Champagne Louis Roederer (CLR), owners of the world-famous champagne brand Cristal, recently received a substantial award in the UK High Court following an earlier successful trade mark infringement claim against Spanish wine producer J Garcia Carrion (JGC).

JGC, who had been marketing and selling cava in the UK under a CRISTILANO brand for several years, were found in 2015 to have infringed CLR’s UK and EU trade marks for the word CRISTAL. It is worth noting that JGC failed to participate in the proceedings from around 2014.

Financial Remedies

Following a finding of infringement, a successful claimant can claim either an account of profits (being what the defendant has gained from the infringing acts) or an enquiry as to damages (being what the claimant has lost as a result of the infringing activities).

To ensure that successful claimants can make an informed decision as to whether to elect for an account of profits or an inquiry as to damages by way of compensation, Courts typically order the defendant to provide some financial disclosure.

Disclosure

The Court did order financial disclosure and this would have detailed the number and value of bottles of Cristalino sold in the UK since the relevant date of March 2004 and also the sums which JGC had received from those sales.

Perhaps predictably, JGC, failed to comply with the disclosure order and so CLR had to gather its own evidence. CLR collected evidence from various sources including other court proceedings which JGC and CLR had been involved in at the Commercial Court in Brussels, the UK IPO and the US District Court of Minnesota; the latter two also relating to the use and registration of the CRISTALINO mark. In its bid to find information and evidence to support its case, CLR approach the retailers, supermarket chains Asda and Morrisons, Asda and Morrisons had been the second and third defendants in the proceedings though had already settled with CLR and they provided information relating to their sales of the infringing cava.

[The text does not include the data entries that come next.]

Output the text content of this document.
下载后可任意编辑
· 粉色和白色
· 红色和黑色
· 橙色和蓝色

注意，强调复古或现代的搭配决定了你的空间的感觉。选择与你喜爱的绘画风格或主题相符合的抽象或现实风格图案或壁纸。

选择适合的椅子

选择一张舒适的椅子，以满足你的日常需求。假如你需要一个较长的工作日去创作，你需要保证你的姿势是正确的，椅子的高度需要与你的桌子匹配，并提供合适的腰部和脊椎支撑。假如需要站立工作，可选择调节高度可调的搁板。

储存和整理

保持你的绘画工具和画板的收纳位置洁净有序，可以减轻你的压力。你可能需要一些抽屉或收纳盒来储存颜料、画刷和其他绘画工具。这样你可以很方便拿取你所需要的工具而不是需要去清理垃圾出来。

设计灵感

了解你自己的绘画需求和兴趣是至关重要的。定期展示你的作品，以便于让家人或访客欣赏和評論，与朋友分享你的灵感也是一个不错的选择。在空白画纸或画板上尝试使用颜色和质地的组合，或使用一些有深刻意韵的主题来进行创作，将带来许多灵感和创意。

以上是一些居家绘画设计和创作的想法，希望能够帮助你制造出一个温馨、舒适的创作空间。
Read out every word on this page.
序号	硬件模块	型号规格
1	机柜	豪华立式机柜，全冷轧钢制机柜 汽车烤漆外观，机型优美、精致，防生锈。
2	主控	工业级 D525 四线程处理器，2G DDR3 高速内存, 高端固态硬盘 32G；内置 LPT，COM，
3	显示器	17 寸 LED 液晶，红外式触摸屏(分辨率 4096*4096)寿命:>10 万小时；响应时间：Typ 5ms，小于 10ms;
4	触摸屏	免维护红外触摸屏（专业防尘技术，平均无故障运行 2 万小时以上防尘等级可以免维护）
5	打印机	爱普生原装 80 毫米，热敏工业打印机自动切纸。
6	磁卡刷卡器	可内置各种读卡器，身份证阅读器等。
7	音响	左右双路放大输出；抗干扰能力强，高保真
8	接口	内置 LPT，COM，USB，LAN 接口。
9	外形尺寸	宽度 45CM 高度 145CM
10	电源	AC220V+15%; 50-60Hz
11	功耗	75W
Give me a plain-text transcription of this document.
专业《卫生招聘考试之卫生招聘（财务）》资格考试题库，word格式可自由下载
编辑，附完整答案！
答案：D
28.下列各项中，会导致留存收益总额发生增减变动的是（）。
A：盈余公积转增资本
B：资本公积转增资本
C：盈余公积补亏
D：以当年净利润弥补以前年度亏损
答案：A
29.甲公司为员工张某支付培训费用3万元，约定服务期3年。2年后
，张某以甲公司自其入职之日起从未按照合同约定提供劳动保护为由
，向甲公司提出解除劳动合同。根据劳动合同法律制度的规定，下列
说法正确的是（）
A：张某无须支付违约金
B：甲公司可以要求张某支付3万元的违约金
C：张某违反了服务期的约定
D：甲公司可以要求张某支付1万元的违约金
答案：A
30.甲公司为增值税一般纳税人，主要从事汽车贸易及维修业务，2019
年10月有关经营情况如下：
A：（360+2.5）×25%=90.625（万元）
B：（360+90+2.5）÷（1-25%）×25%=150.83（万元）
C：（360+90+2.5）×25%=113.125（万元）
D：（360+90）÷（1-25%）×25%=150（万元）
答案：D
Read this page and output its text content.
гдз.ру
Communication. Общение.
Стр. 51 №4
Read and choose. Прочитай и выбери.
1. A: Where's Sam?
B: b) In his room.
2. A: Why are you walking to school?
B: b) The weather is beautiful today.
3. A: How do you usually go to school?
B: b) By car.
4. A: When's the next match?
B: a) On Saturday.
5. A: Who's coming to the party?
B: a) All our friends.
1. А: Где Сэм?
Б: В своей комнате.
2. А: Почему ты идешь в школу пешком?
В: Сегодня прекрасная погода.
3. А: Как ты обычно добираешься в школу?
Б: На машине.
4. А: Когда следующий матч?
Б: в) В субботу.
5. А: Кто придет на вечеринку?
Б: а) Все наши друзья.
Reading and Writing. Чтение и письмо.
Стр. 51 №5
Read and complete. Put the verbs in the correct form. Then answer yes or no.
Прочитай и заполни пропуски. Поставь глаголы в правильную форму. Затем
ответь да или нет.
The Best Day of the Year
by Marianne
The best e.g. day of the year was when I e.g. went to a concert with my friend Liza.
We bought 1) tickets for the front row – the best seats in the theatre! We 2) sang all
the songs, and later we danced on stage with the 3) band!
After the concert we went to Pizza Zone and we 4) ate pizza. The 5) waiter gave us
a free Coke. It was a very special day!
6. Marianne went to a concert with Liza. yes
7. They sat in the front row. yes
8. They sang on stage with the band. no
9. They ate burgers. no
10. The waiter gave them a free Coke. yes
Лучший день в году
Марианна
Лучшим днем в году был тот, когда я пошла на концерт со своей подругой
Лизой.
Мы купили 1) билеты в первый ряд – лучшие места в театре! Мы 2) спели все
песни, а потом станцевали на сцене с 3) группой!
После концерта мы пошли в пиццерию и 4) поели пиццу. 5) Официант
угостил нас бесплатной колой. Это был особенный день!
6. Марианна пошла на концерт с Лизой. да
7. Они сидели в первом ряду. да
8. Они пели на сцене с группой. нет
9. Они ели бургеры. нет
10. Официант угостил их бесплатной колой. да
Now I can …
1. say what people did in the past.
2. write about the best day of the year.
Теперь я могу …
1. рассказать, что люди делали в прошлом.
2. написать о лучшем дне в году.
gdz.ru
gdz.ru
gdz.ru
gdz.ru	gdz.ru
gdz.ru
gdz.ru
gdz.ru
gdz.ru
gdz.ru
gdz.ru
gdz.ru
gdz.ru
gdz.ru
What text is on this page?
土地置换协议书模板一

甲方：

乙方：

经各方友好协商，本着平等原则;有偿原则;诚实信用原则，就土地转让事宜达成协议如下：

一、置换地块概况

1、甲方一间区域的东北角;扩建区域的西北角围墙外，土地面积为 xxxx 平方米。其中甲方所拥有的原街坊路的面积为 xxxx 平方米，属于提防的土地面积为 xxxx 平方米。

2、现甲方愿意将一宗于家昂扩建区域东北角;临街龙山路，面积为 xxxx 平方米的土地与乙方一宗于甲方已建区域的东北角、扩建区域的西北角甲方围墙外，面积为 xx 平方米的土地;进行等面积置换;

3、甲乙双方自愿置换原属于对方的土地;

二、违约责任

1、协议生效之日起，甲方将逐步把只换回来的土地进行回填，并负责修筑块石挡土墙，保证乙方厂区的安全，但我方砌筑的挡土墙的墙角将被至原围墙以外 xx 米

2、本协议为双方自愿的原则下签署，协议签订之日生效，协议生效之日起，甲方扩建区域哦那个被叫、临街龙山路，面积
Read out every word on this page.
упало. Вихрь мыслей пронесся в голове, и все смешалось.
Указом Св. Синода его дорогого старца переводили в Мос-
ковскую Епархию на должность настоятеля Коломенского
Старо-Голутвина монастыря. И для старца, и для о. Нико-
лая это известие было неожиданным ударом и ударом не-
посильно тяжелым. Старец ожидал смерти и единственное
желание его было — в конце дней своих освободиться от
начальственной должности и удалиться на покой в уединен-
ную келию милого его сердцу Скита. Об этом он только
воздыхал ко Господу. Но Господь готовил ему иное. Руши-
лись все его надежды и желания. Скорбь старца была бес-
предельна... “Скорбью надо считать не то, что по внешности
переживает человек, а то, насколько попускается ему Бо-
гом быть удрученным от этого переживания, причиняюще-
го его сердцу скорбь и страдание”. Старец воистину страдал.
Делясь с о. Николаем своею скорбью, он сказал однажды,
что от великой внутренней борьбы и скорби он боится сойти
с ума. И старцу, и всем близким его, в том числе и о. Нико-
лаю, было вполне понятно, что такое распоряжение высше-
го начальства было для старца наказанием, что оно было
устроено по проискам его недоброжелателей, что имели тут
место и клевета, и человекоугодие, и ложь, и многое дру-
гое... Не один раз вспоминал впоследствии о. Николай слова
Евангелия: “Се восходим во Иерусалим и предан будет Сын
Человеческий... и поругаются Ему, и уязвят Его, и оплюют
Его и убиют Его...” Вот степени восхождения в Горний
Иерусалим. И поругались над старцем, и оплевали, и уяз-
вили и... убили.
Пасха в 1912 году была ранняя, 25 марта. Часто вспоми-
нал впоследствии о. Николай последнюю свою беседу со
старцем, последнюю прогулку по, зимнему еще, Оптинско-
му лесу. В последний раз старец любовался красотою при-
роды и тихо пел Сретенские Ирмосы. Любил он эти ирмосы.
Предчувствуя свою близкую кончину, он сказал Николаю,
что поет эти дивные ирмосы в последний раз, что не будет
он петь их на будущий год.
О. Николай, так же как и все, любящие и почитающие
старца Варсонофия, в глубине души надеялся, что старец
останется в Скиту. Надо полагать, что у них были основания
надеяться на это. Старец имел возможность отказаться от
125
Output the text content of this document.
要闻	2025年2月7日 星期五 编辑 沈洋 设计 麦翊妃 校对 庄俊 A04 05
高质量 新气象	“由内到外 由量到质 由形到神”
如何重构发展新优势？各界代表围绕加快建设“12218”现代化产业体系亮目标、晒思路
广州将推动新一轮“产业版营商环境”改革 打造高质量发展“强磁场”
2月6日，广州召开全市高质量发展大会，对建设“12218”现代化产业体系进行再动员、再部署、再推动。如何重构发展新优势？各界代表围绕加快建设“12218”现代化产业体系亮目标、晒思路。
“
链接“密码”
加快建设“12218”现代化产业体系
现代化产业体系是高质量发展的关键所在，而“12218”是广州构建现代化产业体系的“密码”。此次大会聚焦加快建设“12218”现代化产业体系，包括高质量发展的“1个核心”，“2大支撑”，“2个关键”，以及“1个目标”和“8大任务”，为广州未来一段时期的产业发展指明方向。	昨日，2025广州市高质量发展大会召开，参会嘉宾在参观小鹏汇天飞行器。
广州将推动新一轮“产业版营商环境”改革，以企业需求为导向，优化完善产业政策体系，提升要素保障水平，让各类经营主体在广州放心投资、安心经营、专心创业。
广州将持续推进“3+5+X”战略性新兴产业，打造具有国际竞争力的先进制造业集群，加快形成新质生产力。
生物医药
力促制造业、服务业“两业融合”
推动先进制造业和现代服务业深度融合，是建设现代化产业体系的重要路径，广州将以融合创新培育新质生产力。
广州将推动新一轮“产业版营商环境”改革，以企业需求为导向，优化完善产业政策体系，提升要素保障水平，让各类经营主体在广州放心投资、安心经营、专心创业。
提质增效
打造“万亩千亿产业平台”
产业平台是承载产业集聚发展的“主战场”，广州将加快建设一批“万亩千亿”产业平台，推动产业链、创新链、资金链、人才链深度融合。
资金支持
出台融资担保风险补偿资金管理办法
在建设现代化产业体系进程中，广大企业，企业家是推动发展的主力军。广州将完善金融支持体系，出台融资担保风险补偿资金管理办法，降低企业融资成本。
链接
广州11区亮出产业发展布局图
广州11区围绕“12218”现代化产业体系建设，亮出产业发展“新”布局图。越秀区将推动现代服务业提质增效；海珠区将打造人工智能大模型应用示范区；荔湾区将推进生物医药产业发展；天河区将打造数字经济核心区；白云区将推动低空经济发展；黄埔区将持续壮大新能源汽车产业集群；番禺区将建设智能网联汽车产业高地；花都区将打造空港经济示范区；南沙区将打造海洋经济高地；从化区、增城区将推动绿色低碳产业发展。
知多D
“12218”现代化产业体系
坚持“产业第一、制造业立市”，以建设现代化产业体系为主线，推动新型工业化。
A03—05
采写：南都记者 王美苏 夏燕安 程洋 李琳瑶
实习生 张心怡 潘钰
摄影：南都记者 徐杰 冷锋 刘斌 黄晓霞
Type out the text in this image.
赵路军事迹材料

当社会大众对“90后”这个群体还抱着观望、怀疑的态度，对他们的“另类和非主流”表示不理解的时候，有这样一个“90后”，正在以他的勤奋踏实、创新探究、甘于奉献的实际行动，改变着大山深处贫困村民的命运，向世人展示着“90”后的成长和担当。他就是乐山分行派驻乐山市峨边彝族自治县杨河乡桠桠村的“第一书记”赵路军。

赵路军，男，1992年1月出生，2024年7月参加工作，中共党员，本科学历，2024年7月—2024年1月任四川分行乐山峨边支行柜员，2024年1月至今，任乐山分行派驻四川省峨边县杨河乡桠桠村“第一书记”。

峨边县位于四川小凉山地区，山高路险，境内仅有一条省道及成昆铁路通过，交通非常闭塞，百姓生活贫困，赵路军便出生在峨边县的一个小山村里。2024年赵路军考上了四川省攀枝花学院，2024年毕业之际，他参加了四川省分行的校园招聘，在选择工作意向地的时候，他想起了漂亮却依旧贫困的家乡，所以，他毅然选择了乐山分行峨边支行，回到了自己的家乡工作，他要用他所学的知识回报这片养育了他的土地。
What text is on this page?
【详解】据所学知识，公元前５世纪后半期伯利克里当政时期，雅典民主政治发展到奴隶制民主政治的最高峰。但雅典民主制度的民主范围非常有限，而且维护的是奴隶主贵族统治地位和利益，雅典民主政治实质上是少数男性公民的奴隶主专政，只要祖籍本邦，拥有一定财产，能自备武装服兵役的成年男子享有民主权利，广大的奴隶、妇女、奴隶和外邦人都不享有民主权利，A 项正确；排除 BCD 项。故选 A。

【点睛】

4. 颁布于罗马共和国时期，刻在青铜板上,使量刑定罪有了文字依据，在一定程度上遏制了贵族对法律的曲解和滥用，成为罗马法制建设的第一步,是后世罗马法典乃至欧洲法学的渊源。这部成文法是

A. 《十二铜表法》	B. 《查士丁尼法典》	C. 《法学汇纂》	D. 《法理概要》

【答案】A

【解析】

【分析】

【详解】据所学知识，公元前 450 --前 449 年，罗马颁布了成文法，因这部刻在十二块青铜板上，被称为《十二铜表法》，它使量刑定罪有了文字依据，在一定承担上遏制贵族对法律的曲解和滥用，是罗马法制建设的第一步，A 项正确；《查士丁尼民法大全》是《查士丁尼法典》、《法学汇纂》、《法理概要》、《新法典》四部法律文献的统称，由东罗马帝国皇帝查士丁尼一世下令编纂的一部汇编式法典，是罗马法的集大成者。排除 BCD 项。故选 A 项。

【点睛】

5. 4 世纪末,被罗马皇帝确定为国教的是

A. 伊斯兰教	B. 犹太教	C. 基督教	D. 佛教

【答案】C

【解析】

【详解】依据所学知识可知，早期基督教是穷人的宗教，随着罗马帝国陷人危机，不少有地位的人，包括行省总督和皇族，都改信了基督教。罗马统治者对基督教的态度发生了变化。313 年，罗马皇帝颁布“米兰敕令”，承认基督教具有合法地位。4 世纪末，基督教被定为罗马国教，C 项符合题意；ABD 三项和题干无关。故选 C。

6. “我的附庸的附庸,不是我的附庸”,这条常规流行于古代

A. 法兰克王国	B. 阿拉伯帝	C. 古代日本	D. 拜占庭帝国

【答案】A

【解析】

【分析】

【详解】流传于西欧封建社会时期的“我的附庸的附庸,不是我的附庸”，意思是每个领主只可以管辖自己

After reviewing the available evidence, CLR elected for an account of profits and submitted the evidence to the Court together with expert evidence from an accountant.

Determination of Profits

In assessing the profits received by JGC from the infringing sales, the Court was required to consider a number of key issues:

  • Over what period of time should the sales of JGC's cava be considered for the purposes of the profits calculation? The date which the Court needed to assess sales from (under the relevant limitation period) was the six years prior to the issue of proceedings, being 19 March 2004. However, for a period in 2007 and 2008 JGC marketed its cava under the non-infringing brand “Arte Latino”. JGC reverted to the Cristalino brand once it realised it was losing sales but the Court needed to decide whether to make a deduction for the sales during this period. Based on the available evidence, the Court determined that sales under the non-infringing brand were likely to have continued until the first quarter of 2008. As such, the Court decided to deduct that volume of sales from its calculations. The total number of infringing bottles sold was determined to be in the region of 2.8 million.
  • What figure should be used to determine the gross profit per bottle? Using figures from the Minnesota court proceedings, this was estimated at €0.4647 per bottle. The Court noted that JGC only had itself to blame if this figure was incorrect as it had not submitted any evidence to rebut this presumption.
  • Should a deduction be made to take account of JGC’s operating costs and overheads? While these are typically key arguments relied on by a defendant to reduce its liability, JGC did not provide any evidence of such deductions. The Court held that the burden of proof for possible deductions lay with JGC and no automatic deduction should be made.
  • Should the Court make a deduction from the profits to take into account that the infringement itself did not drive the infringing sales? Such other factors possibly driving the infringing sales could have included price, availability and quality of the product. However, it was determined in the infringement proceedings that the infringing label was likely to confuse consumers into believing that Cristalino was a product of CLR and, importantly, into buying the product on that basis. Again, JGC failed to adduce any evidence or arguments and the Court was of the view that without evidence to the contrary, it was not prepared to find that the sales were driven by any factors other than the infringement.
  • Having answered these questions, JGC's profits arising from the infringement were then calculated at €1,332,844.64. It seems likely that with only limited additional work, JGC could have adduced evidence which would have significantly reduced the value of the award dramatically.

From a claimant's perspective, the key point of interest from this case is that the Court was able to determine an account of profits without evidence from the defendant. While the evidence was from unconventional sources, the Court took a pragmatic approach to assessing that which was available.